Single by Angelina Mango

from the EP Voglia di vivere
- Language: Italian
- Released: 13 May 2023
- Genre: Dance-pop
- Length: 3:00
- Label: 21CO; LaTarma; BMG;
- Songwriters: Angelina Mango; Filippo Uttinacci; Alessandro La Cava; Stefano Tognini;
- Producer: Zef

Angelina Mango singles chronology
| "Mani vuote" (2023) | "Ci pensiamo domani" (2023) | "Che t'o dico a fa'" (2023) |

Music video
- "Ci pensiamo domani" on YouTube

= Ci pensiamo domani =

2023 single by Angelina Mango

"Ci pensiamo domani" (lit. 'We'll think about it tomorrow') is a song co-written and recorded by Italian singer-songwriter Angelina Mango. It was released on 13 May 2023 as the third single from her second extended play Voglia di vivere.
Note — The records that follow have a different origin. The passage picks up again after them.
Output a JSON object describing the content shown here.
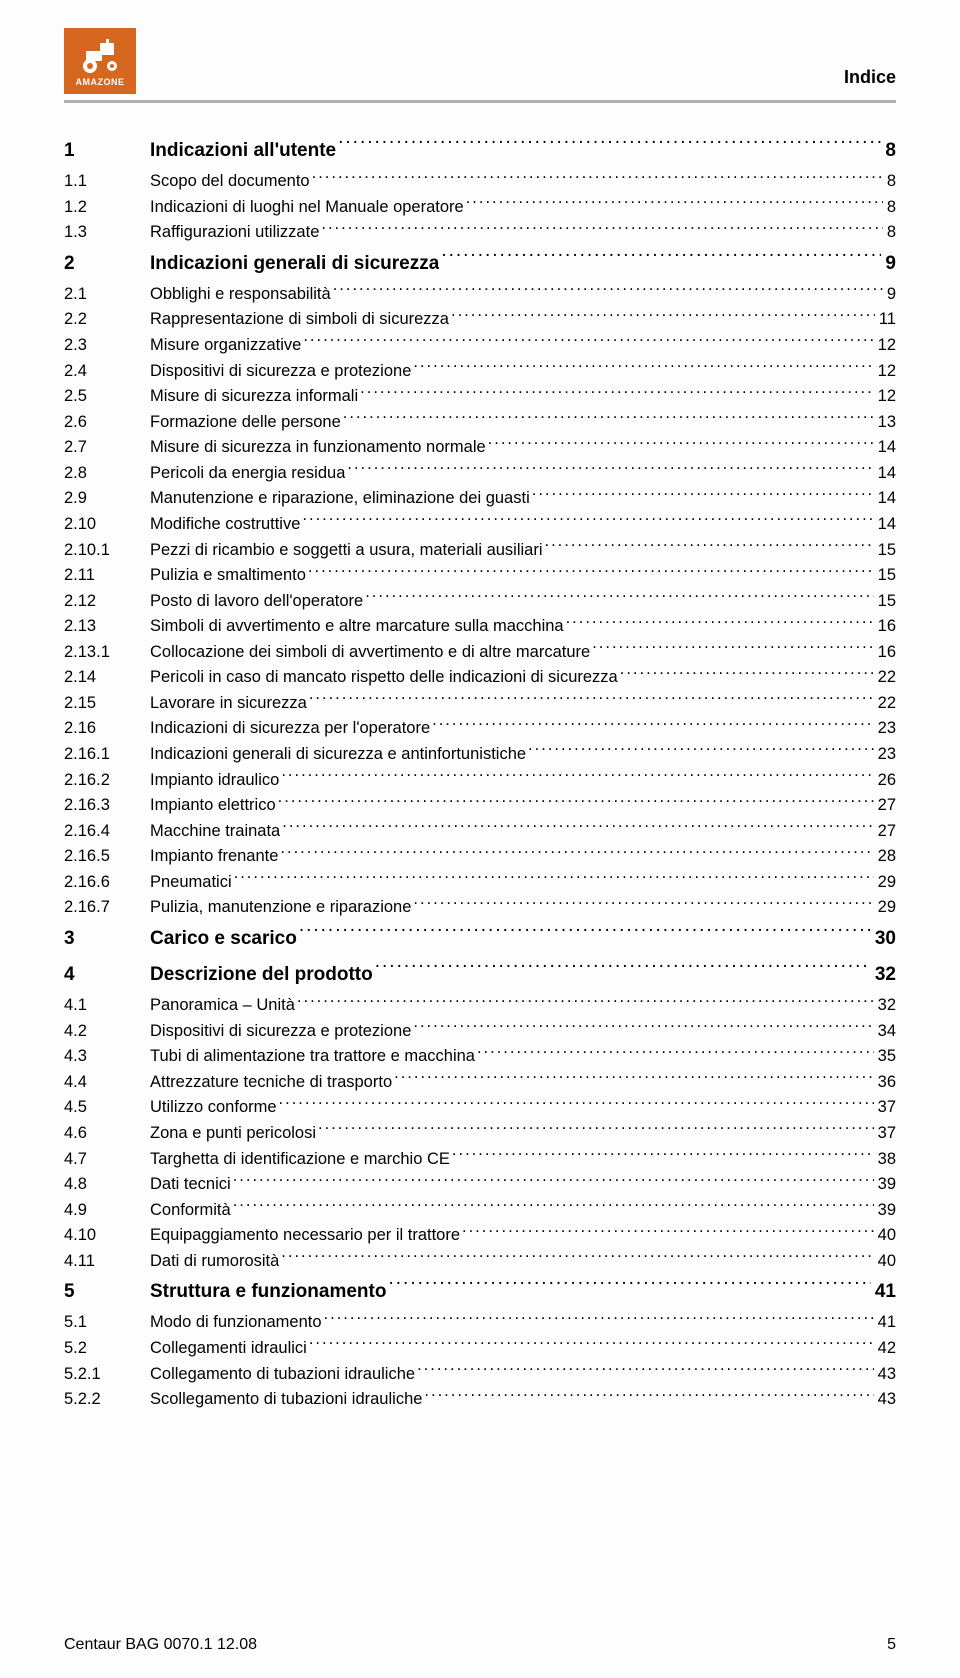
{
  "header": {
    "brand": "AMAZONE",
    "logo_color": "#d6671e",
    "section_title": "Indice",
    "rule_color": "#b0b0b0"
  },
  "toc": [
    {
      "num": "1",
      "title": "Indicazioni all'utente",
      "page": "8",
      "bold": true
    },
    {
      "num": "1.1",
      "title": "Scopo del documento",
      "page": "8",
      "bold": false
    },
    {
      "num": "1.2",
      "title": "Indicazioni di luoghi nel Manuale operatore",
      "page": "8",
      "bold": false
    },
    {
      "num": "1.3",
      "title": "Raffigurazioni utilizzate",
      "page": "8",
      "bold": false
    },
    {
      "num": "2",
      "title": "Indicazioni generali di sicurezza",
      "page": "9",
      "bold": true
    },
    {
      "num": "2.1",
      "title": "Obblighi e responsabilità",
      "page": "9",
      "bold": false
    },
    {
      "num": "2.2",
      "title": "Rappresentazione di simboli di sicurezza",
      "page": "11",
      "bold": false
    },
    {
      "num": "2.3",
      "title": "Misure organizzative",
      "page": "12",
      "bold": false
    },
    {
      "num": "2.4",
      "title": "Dispositivi di sicurezza e protezione",
      "page": "12",
      "bold": false
    },
    {
      "num": "2.5",
      "title": "Misure di sicurezza informali",
      "page": "12",
      "bold": false
    },
    {
      "num": "2.6",
      "title": "Formazione delle persone",
      "page": "13",
      "bold": false
    },
    {
      "num": "2.7",
      "title": "Misure di sicurezza in funzionamento normale",
      "page": "14",
      "bold": false
    },
    {
      "num": "2.8",
      "title": "Pericoli da energia residua",
      "page": "14",
      "bold": false
    },
    {
      "num": "2.9",
      "title": "Manutenzione e riparazione, eliminazione dei guasti",
      "page": "14",
      "bold": false
    },
    {
      "num": "2.10",
      "title": "Modifiche costruttive",
      "page": "14",
      "bold": false
    },
    {
      "num": "2.10.1",
      "title": "Pezzi di ricambio e soggetti a usura, materiali ausiliari",
      "page": "15",
      "bold": false
    },
    {
      "num": "2.11",
      "title": "Pulizia e smaltimento",
      "page": "15",
      "bold": false
    },
    {
      "num": "2.12",
      "title": "Posto di lavoro dell'operatore",
      "page": "15",
      "bold": false
    },
    {
      "num": "2.13",
      "title": "Simboli di avvertimento e altre marcature sulla macchina",
      "page": "16",
      "bold": false
    },
    {
      "num": "2.13.1",
      "title": "Collocazione dei simboli di avvertimento e di altre marcature",
      "page": "16",
      "bold": false
    },
    {
      "num": "2.14",
      "title": "Pericoli in caso di mancato rispetto delle indicazioni di sicurezza",
      "page": "22",
      "bold": false
    },
    {
      "num": "2.15",
      "title": "Lavorare in sicurezza",
      "page": "22",
      "bold": false
    },
    {
      "num": "2.16",
      "title": "Indicazioni di sicurezza per l'operatore",
      "page": "23",
      "bold": false
    },
    {
      "num": "2.16.1",
      "title": "Indicazioni generali di sicurezza e antinfortunistiche",
      "page": "23",
      "bold": false
    },
    {
      "num": "2.16.2",
      "title": "Impianto idraulico",
      "page": "26",
      "bold": false
    },
    {
      "num": "2.16.3",
      "title": "Impianto elettrico",
      "page": "27",
      "bold": false
    },
    {
      "num": "2.16.4",
      "title": "Macchine trainata",
      "page": "27",
      "bold": false
    },
    {
      "num": "2.16.5",
      "title": "Impianto frenante",
      "page": "28",
      "bold": false
    },
    {
      "num": "2.16.6",
      "title": "Pneumatici",
      "page": "29",
      "bold": false
    },
    {
      "num": "2.16.7",
      "title": "Pulizia, manutenzione e riparazione",
      "page": "29",
      "bold": false
    },
    {
      "num": "3",
      "title": "Carico e scarico",
      "page": "30",
      "bold": true
    },
    {
      "num": "4",
      "title": "Descrizione del prodotto",
      "page": "32",
      "bold": true
    },
    {
      "num": "4.1",
      "title": "Panoramica – Unità",
      "page": "32",
      "bold": false
    },
    {
      "num": "4.2",
      "title": "Dispositivi di sicurezza e protezione",
      "page": "34",
      "bold": false
    },
    {
      "num": "4.3",
      "title": "Tubi di alimentazione tra trattore e macchina",
      "page": "35",
      "bold": false
    },
    {
      "num": "4.4",
      "title": "Attrezzature tecniche di trasporto",
      "page": "36",
      "bold": false
    },
    {
      "num": "4.5",
      "title": "Utilizzo conforme",
      "page": "37",
      "bold": false
    },
    {
      "num": "4.6",
      "title": "Zona e punti pericolosi",
      "page": "37",
      "bold": false
    },
    {
      "num": "4.7",
      "title": "Targhetta di identificazione e marchio CE",
      "page": "38",
      "bold": false
    },
    {
      "num": "4.8",
      "title": "Dati tecnici",
      "page": "39",
      "bold": false
    },
    {
      "num": "4.9",
      "title": "Conformità",
      "page": "39",
      "bold": false
    },
    {
      "num": "4.10",
      "title": "Equipaggiamento necessario per il trattore",
      "page": "40",
      "bold": false
    },
    {
      "num": "4.11",
      "title": "Dati di rumorosità",
      "page": "40",
      "bold": false
    },
    {
      "num": "5",
      "title": "Struttura e funzionamento",
      "page": "41",
      "bold": true
    },
    {
      "num": "5.1",
      "title": "Modo di funzionamento",
      "page": "41",
      "bold": false
    },
    {
      "num": "5.2",
      "title": "Collegamenti idraulici",
      "page": "42",
      "bold": false
    },
    {
      "num": "5.2.1",
      "title": "Collegamento di tubazioni idrauliche",
      "page": "43",
      "bold": false
    },
    {
      "num": "5.2.2",
      "title": "Scollegamento di tubazioni idrauliche",
      "page": "43",
      "bold": false
    }
  ],
  "footer": {
    "doc_ref": "Centaur  BAG 0070.1  12.08",
    "page_number": "5"
  }
}
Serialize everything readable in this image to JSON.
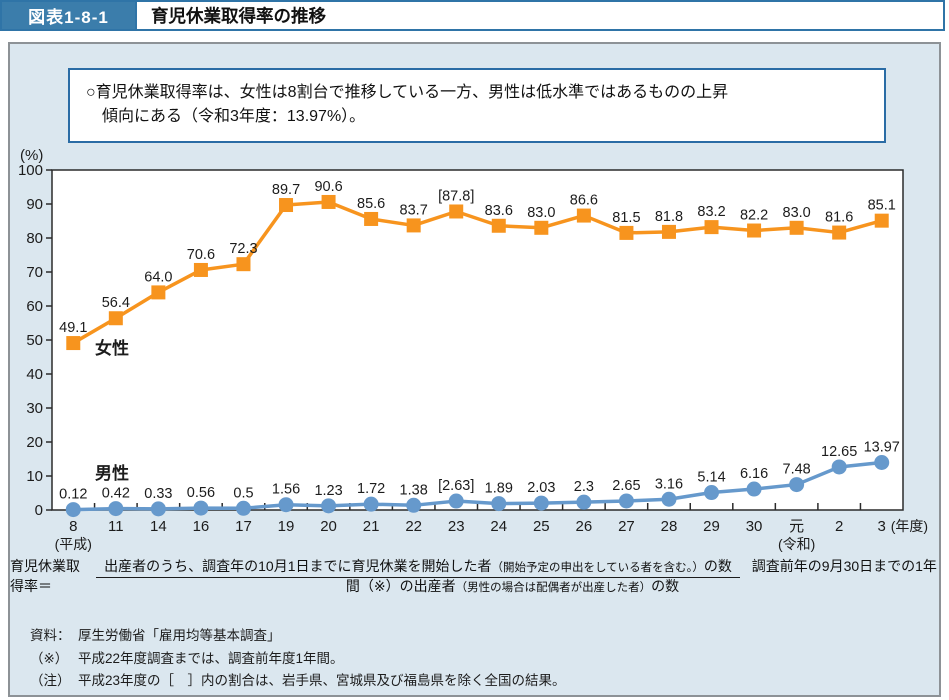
{
  "header": {
    "figure_label": "図表1-8-1",
    "title": "育児休業取得率の推移"
  },
  "summary_box": {
    "line1": "○育児休業取得率は、女性は8割台で推移している一方、男性は低水準ではあるものの上昇",
    "line2": "傾向にある（令和3年度：13.97%）。"
  },
  "chart_data": {
    "type": "line",
    "unit_label": "(%)",
    "ylim": [
      0,
      100
    ],
    "ytick_interval": 10,
    "grid": false,
    "legend_position": "inline-near-series",
    "categories": [
      "8",
      "11",
      "14",
      "16",
      "17",
      "19",
      "20",
      "21",
      "22",
      "23",
      "24",
      "25",
      "26",
      "27",
      "28",
      "29",
      "30",
      "元",
      "2",
      "3"
    ],
    "category_sub_labels": {
      "0": "(平成)",
      "17": "(令和)"
    },
    "x_axis_suffix": "(年度)",
    "series": [
      {
        "name": "女性",
        "color": "#F7941E",
        "marker": "square",
        "values": [
          49.1,
          56.4,
          64.0,
          70.6,
          72.3,
          89.7,
          90.6,
          85.6,
          83.7,
          87.8,
          83.6,
          83.0,
          86.6,
          81.5,
          81.8,
          83.2,
          82.2,
          83.0,
          81.6,
          85.1
        ],
        "labels": [
          "49.1",
          "56.4",
          "64.0",
          "70.6",
          "72.3",
          "89.7",
          "90.6",
          "85.6",
          "83.7",
          "[87.8]",
          "83.6",
          "83.0",
          "86.6",
          "81.5",
          "81.8",
          "83.2",
          "82.2",
          "83.0",
          "81.6",
          "85.1"
        ]
      },
      {
        "name": "男性",
        "color": "#6699CC",
        "marker": "circle",
        "values": [
          0.12,
          0.42,
          0.33,
          0.56,
          0.5,
          1.56,
          1.23,
          1.72,
          1.38,
          2.63,
          1.89,
          2.03,
          2.3,
          2.65,
          3.16,
          5.14,
          6.16,
          7.48,
          12.65,
          13.97
        ],
        "labels": [
          "0.12",
          "0.42",
          "0.33",
          "0.56",
          "0.5",
          "1.56",
          "1.23",
          "1.72",
          "1.38",
          "[2.63]",
          "1.89",
          "2.03",
          "2.3",
          "2.65",
          "3.16",
          "5.14",
          "6.16",
          "7.48",
          "12.65",
          "13.97"
        ]
      }
    ]
  },
  "formula": {
    "lhs": "育児休業取得率＝",
    "numerator_main": "出産者のうち、調査年の10月1日までに育児休業を開始した者",
    "numerator_small": "（開始予定の申出をしている者を含む。）",
    "numerator_tail": "の数",
    "denominator_main": "調査前年の9月30日までの1年間（※）の出産者",
    "denominator_small": "（男性の場合は配偶者が出産した者）",
    "denominator_tail": "の数"
  },
  "notes": [
    {
      "label": "資料：",
      "text": "厚生労働省「雇用均等基本調査」"
    },
    {
      "label": "（※）",
      "text": "平成22年度調査までは、調査前年度1年間。"
    },
    {
      "label": "（注）",
      "text": "平成23年度の［　］内の割合は、岩手県、宮城県及び福島県を除く全国の結果。"
    }
  ],
  "colors": {
    "header_blue": "#3B7DAB",
    "header_border": "#2F74A7",
    "panel_bg": "#DBE7EF",
    "panel_border": "#8D9296",
    "note_box_border": "#2A6CA5",
    "female_orange": "#F7941E",
    "male_blue": "#6699CC",
    "axis": "#2B2B2B"
  }
}
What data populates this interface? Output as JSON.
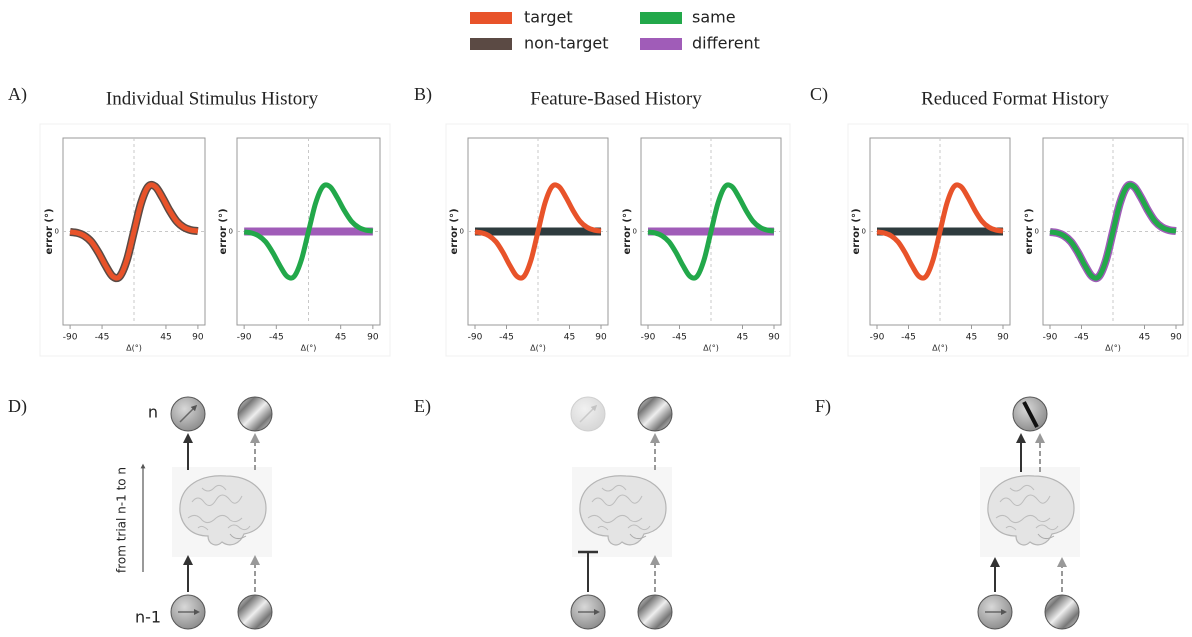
{
  "panels": [
    {
      "label": "A)",
      "title": "Individual Stimulus History"
    },
    {
      "label": "B)",
      "title": "Feature-Based History"
    },
    {
      "label": "C)",
      "title": "Reduced Format History"
    }
  ],
  "diagrams": [
    {
      "label": "D)",
      "top_label": "n",
      "bottom_label": "n-1",
      "axis_label": "from trial n-1 to n"
    },
    {
      "label": "E)"
    },
    {
      "label": "F)"
    }
  ],
  "chart_data": [
    {
      "type": "line",
      "x_label": "Δ(°)",
      "y_label": "error (°)",
      "x": [
        -90,
        -80,
        -70,
        -60,
        -50,
        -40,
        -30,
        -20,
        -10,
        0,
        10,
        20,
        30,
        40,
        50,
        60,
        70,
        80,
        90
      ],
      "xlim": [
        -100,
        100
      ],
      "ylim": [
        -2,
        2
      ],
      "xticks": [
        -90,
        -45,
        45,
        90
      ],
      "yticks": [
        0
      ],
      "series": [
        {
          "name": "target",
          "color": "#e8532a",
          "values": [
            -0.01,
            -0.03,
            -0.09,
            -0.22,
            -0.45,
            -0.73,
            -0.96,
            -0.96,
            -0.61,
            0,
            0.61,
            0.96,
            0.96,
            0.73,
            0.45,
            0.22,
            0.09,
            0.03,
            0.01
          ]
        },
        {
          "name": "non-target",
          "color": "#5b4a44",
          "values": [
            -0.01,
            -0.03,
            -0.09,
            -0.22,
            -0.45,
            -0.73,
            -0.96,
            -0.96,
            -0.61,
            0,
            0.61,
            0.96,
            0.96,
            0.73,
            0.45,
            0.22,
            0.09,
            0.03,
            0.01
          ]
        }
      ]
    },
    {
      "type": "line",
      "x_label": "Δ(°)",
      "y_label": "error (°)",
      "x": [
        -90,
        -80,
        -70,
        -60,
        -50,
        -40,
        -30,
        -20,
        -10,
        0,
        10,
        20,
        30,
        40,
        50,
        60,
        70,
        80,
        90
      ],
      "xlim": [
        -100,
        100
      ],
      "ylim": [
        -2,
        2
      ],
      "xticks": [
        -90,
        -45,
        45,
        90
      ],
      "yticks": [
        0
      ],
      "series": [
        {
          "name": "same",
          "color": "#22a84a",
          "values": [
            -0.01,
            -0.03,
            -0.09,
            -0.22,
            -0.45,
            -0.73,
            -0.96,
            -0.96,
            -0.61,
            0,
            0.61,
            0.96,
            0.96,
            0.73,
            0.45,
            0.22,
            0.09,
            0.03,
            0.01
          ]
        },
        {
          "name": "different",
          "color": "#a05cb8",
          "values": [
            0,
            0,
            0,
            0,
            0,
            0,
            0,
            0,
            0,
            0,
            0,
            0,
            0,
            0,
            0,
            0,
            0,
            0,
            0
          ]
        }
      ]
    },
    {
      "type": "line",
      "x_label": "Δ(°)",
      "y_label": "error (°)",
      "x": [
        -90,
        -80,
        -70,
        -60,
        -50,
        -40,
        -30,
        -20,
        -10,
        0,
        10,
        20,
        30,
        40,
        50,
        60,
        70,
        80,
        90
      ],
      "xlim": [
        -100,
        100
      ],
      "ylim": [
        -2,
        2
      ],
      "xticks": [
        -90,
        -45,
        45,
        90
      ],
      "yticks": [
        0
      ],
      "series": [
        {
          "name": "target",
          "color": "#e8532a",
          "values": [
            -0.01,
            -0.03,
            -0.09,
            -0.22,
            -0.45,
            -0.73,
            -0.96,
            -0.96,
            -0.61,
            0,
            0.61,
            0.96,
            0.96,
            0.73,
            0.45,
            0.22,
            0.09,
            0.03,
            0.01
          ]
        },
        {
          "name": "non-target",
          "color": "#2e3b3e",
          "values": [
            0,
            0,
            0,
            0,
            0,
            0,
            0,
            0,
            0,
            0,
            0,
            0,
            0,
            0,
            0,
            0,
            0,
            0,
            0
          ]
        }
      ]
    },
    {
      "type": "line",
      "x_label": "Δ(°)",
      "y_label": "error (°)",
      "x": [
        -90,
        -80,
        -70,
        -60,
        -50,
        -40,
        -30,
        -20,
        -10,
        0,
        10,
        20,
        30,
        40,
        50,
        60,
        70,
        80,
        90
      ],
      "xlim": [
        -100,
        100
      ],
      "ylim": [
        -2,
        2
      ],
      "xticks": [
        -90,
        -45,
        45,
        90
      ],
      "yticks": [
        0
      ],
      "series": [
        {
          "name": "same",
          "color": "#22a84a",
          "values": [
            -0.01,
            -0.03,
            -0.09,
            -0.22,
            -0.45,
            -0.73,
            -0.96,
            -0.96,
            -0.61,
            0,
            0.61,
            0.96,
            0.96,
            0.73,
            0.45,
            0.22,
            0.09,
            0.03,
            0.01
          ]
        },
        {
          "name": "different",
          "color": "#a05cb8",
          "values": [
            0,
            0,
            0,
            0,
            0,
            0,
            0,
            0,
            0,
            0,
            0,
            0,
            0,
            0,
            0,
            0,
            0,
            0,
            0
          ]
        }
      ]
    },
    {
      "type": "line",
      "x_label": "Δ(°)",
      "y_label": "error (°)",
      "x": [
        -90,
        -80,
        -70,
        -60,
        -50,
        -40,
        -30,
        -20,
        -10,
        0,
        10,
        20,
        30,
        40,
        50,
        60,
        70,
        80,
        90
      ],
      "xlim": [
        -100,
        100
      ],
      "ylim": [
        -2,
        2
      ],
      "xticks": [
        -90,
        -45,
        45,
        90
      ],
      "yticks": [
        0
      ],
      "series": [
        {
          "name": "target",
          "color": "#e8532a",
          "values": [
            -0.01,
            -0.03,
            -0.09,
            -0.22,
            -0.45,
            -0.73,
            -0.96,
            -0.96,
            -0.61,
            0,
            0.61,
            0.96,
            0.96,
            0.73,
            0.45,
            0.22,
            0.09,
            0.03,
            0.01
          ]
        },
        {
          "name": "non-target",
          "color": "#2e3b3e",
          "values": [
            0,
            0,
            0,
            0,
            0,
            0,
            0,
            0,
            0,
            0,
            0,
            0,
            0,
            0,
            0,
            0,
            0,
            0,
            0
          ]
        }
      ]
    },
    {
      "type": "line",
      "x_label": "Δ(°)",
      "y_label": "error (°)",
      "x": [
        -90,
        -80,
        -70,
        -60,
        -50,
        -40,
        -30,
        -20,
        -10,
        0,
        10,
        20,
        30,
        40,
        50,
        60,
        70,
        80,
        90
      ],
      "xlim": [
        -100,
        100
      ],
      "ylim": [
        -2,
        2
      ],
      "xticks": [
        -90,
        -45,
        45,
        90
      ],
      "yticks": [
        0
      ],
      "series": [
        {
          "name": "same",
          "color": "#22a84a",
          "values": [
            -0.01,
            -0.03,
            -0.09,
            -0.22,
            -0.45,
            -0.73,
            -0.96,
            -0.96,
            -0.61,
            0,
            0.61,
            0.96,
            0.96,
            0.73,
            0.45,
            0.22,
            0.09,
            0.03,
            0.01
          ]
        },
        {
          "name": "different",
          "color": "#a05cb8",
          "values": [
            -0.01,
            -0.03,
            -0.09,
            -0.22,
            -0.45,
            -0.73,
            -0.96,
            -0.96,
            -0.61,
            0,
            0.61,
            0.96,
            0.96,
            0.73,
            0.45,
            0.22,
            0.09,
            0.03,
            0.01
          ]
        }
      ]
    }
  ]
}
The song premiered during the show Amici di Maria De Filippi, in which Mango was a contestant.

==Charts==
===Weekly charts===

Weekly chart performance for "Ci pensiamo domani"
| Chart (2023) | Peak position |
|---|---|
| Italy (FIMI) | 7 |
| Italy Airplay (EarOne) | 7 |
| San Marino (SMRRTV Top 50) | 21 |

===Year-end charts===

2023 year-end chart performance for "Ci pensiamo domani"
| Chart (2023) | Position |
|---|---|
| Italy (FIMI) | 19 |

2024 year-end chart performance for "Ci pensiamo domani"
| Chart (2024) | Position |
|---|---|
| Italy (FIMI) | 61 |

==Certifications==

| Region | Certification | Certified units/sales |
| Italy (FIMI) | 4× Platinum | 400,000^{‡} |
^{‡} Sales+streaming figures based on certification alone.